But for a conservative delegation that rarely strayed from the party line while in the majority, the degree of bipartisanship was unusual.

Rep. Spencer Bachus of Vestavia Hills said the votes do
not represent any shift in
philosophy and that he simply supported the underlying principles of several of the bills, such as raising the minimum wage and lowering college borrowing costs.

Asked why Republicans didn't raise the minimum wage — last increased to $5.15 in 1996 — over the past decade, Bachus and Bonner argued that they tried to do so last year but were blocked.

GOP leaders did offer a proposal for raising the wage last year after coming under heavy pressure from Democrats as the November election approached. But they linked the raise with tax breaks for businesses and a permanent reduction of the estate tax, and Democrats opposed it.

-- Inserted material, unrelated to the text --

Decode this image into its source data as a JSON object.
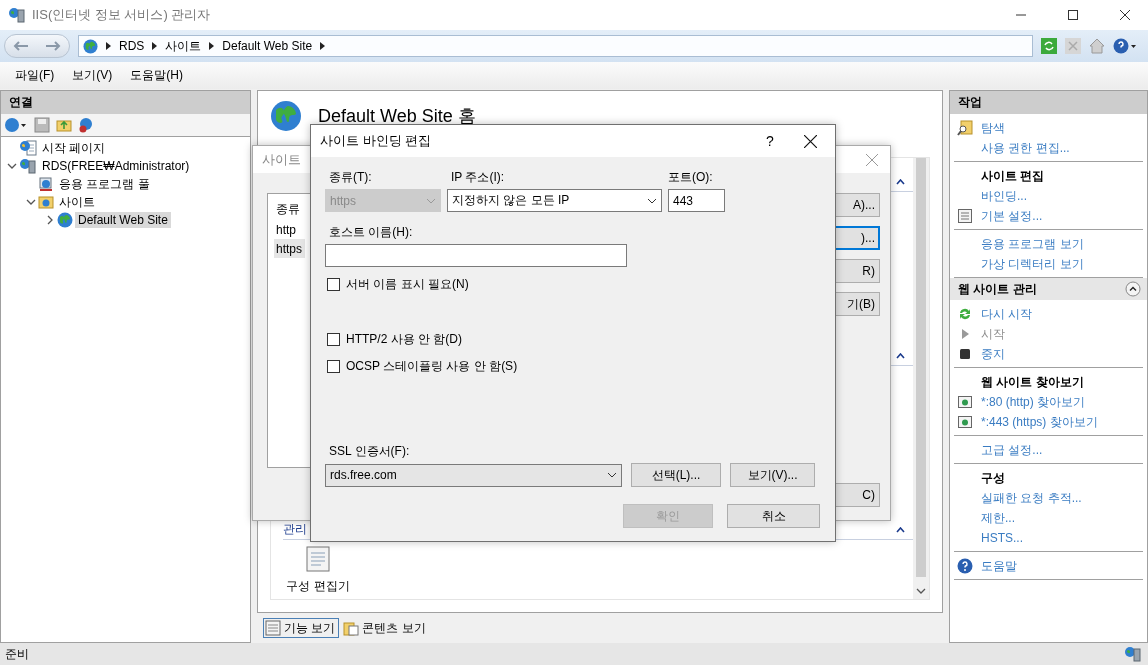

Bachus commended Democrats for proposing a stand-alone minimum wage bill to ensure passage.

"One thing I think the rank-and-file members are tired of on our side and on their side is leadership attaching unrelated issues to bills," he said.

Bonner said Republicans also were making progress on an ethics package last year before losing power.

Carol Cassel, professor of political science at the University of Alabama, said the Democratic strategy for kicking off the session with hard-to-resist legislation is similar to what Republicans did with the "Contract with America" after winning control in 1994.

"They've put out items that they know are popular in the public," she said. "It's symbolic unless the Senate passes it and it's signed by the president. And that's not a sure bet."

Keith Nicholls, a pollster and political science professor at the University of South Alabama, doubted that the votes might signal a move to the left.

"I don't think there is a liberalizing trend among the delegation in Alabama," he said. "They're responding to the politics of the day where they can."